董连军马上问:“这个创口有没有可能致命?”
冉星辰明白他的意思,打消他的疑虑:“那倒不至于,颅骨骨折,而脑组织没有破裂出血,一般的碰撞都能导致。”
周成林听了冉星辰的解释,揣测说:“那有没有可能是尸体被水流冲下来时,碰撞石头造成的。”
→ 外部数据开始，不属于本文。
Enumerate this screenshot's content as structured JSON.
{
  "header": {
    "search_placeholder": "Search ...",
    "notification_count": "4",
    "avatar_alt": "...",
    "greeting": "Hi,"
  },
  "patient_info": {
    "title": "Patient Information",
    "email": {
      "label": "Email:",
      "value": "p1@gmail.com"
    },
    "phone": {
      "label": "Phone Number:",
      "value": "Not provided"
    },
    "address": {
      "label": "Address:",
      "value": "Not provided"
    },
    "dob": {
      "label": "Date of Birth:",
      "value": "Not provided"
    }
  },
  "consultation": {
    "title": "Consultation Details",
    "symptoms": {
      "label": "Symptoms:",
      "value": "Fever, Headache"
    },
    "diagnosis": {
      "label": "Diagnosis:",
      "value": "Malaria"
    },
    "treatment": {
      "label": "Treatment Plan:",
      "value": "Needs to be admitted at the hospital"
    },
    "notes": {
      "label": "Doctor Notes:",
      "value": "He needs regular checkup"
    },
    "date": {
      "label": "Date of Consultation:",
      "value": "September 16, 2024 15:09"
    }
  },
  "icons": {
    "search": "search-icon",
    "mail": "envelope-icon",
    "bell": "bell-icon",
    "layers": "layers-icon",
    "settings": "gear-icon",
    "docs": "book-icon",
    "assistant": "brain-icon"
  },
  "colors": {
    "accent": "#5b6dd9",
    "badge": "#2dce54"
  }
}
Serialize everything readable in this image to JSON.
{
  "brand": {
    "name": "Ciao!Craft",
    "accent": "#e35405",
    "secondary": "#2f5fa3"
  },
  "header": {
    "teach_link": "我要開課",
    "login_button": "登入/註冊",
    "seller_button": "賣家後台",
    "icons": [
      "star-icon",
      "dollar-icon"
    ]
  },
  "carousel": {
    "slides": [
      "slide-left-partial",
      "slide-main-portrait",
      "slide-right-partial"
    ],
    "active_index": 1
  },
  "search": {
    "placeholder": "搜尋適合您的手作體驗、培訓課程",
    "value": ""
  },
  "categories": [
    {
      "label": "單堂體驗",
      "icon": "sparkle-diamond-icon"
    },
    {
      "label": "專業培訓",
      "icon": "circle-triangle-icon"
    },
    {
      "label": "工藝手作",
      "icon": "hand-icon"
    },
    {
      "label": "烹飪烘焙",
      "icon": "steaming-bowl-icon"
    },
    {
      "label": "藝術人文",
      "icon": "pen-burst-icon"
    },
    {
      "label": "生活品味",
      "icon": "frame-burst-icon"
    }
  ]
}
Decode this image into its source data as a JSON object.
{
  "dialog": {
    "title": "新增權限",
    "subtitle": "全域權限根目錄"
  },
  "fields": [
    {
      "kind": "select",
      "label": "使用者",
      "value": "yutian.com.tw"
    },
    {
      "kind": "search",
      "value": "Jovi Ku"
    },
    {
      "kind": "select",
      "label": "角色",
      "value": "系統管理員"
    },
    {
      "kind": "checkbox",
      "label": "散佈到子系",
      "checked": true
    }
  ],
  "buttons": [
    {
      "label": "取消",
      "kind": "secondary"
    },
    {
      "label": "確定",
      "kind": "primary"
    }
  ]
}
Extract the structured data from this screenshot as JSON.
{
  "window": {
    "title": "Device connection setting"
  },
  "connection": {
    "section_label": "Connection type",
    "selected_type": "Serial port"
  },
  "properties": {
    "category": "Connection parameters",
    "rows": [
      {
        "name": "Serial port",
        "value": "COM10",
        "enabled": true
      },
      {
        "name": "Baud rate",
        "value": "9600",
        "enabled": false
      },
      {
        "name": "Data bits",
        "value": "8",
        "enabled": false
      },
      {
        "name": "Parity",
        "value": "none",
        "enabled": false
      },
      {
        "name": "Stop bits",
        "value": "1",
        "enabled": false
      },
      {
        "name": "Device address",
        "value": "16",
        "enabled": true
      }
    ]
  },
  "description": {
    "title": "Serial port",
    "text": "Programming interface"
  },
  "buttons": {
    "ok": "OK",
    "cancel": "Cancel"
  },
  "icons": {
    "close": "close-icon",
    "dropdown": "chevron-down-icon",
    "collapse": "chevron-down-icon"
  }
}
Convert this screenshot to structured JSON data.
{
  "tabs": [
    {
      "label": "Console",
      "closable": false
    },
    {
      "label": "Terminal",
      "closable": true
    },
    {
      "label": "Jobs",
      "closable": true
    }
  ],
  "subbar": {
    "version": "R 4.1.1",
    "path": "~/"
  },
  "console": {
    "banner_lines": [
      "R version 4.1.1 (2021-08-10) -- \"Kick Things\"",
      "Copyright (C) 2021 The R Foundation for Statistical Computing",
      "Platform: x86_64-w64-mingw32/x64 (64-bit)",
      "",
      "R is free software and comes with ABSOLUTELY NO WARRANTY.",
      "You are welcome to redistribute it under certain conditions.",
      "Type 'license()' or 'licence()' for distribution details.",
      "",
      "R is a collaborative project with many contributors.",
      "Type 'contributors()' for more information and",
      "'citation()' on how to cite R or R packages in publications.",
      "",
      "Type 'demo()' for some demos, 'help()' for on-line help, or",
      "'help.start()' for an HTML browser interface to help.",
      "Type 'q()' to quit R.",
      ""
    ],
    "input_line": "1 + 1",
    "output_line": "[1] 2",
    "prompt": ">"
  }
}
“很有可能。水流湍急,尸体如果头部朝下,多次碰撞石头河堤都有可能造成颅骨骨折凹陷。”
会议室立刻响起议论声。
如果这样,就不排除自杀身亡的可能。
老旧的会议室空间狭窄,投影仪紧临会议桌的最前端。
此刻顾南笙的座位就在冉星辰的身后,他闲散的靠在椅背上,一只手漫不经心的撑着下颌,微微转动椅子面向大屏幕。
冉星辰依稀可以嗅到他身上淡淡的香水味。
顾南笙的大长腿稍一伸展,裤腿就蹭到了她的裤角。时不时的轻轻摩擦,让这种看似不经心的碰触有了赤裸的敏感。
冉星辰耻辱的觉得是不是自己单身太久了?
她低下头,视线和他撞个正着。
冉星辰分明看到顾南笙嘴角微妙的弯了下,温柔又暧昧,一下穿透了他所有的假正经。
冉星辰一口浊气,在他脚上狠狠踩了下。忙不迭说:“不好意思,没注意。”
一片吵杂声中顾南笙低低说:“没硌到你的脚就好。”
此时周成林骤然响起的电话铃声,让整个会议室静谧下来。
他接起几秒钟,脸上露出振奋的神色:“好……知道了……马上过去。”
挂断电话,他提高了分贝说:“死者的身份确认了。永安城有家属报失踪,失踪人员叫孙明,二十四岁。报案的是死者的妹妹,她两天前也就是八月二十四号打死者的电话联系不上死者,二十五号电话仍旧打不通,去了死者的住处发现死者不在,就向派出所报了案。小孙已经让她看过群里的照片,确定是孙明没错。当地派出所已经成立专案组,将孙明的住所封锁起来了。我们现在就赶过去。”
法医没有不懂现场的,这种时候少不了冉星辰。
冉星辰坐进一辆警车,车窗上明晃晃的日晃一照,更加剧了头昏目眩的感觉。她闭上眼睛靠在椅背上做短暂的休息。
没一会儿车门打开,有人坐到她身侧。
淡淡的木香飘过,竟有一点儿沁人心脾。
冉星辰睁开眼睛,发现是顾南笙。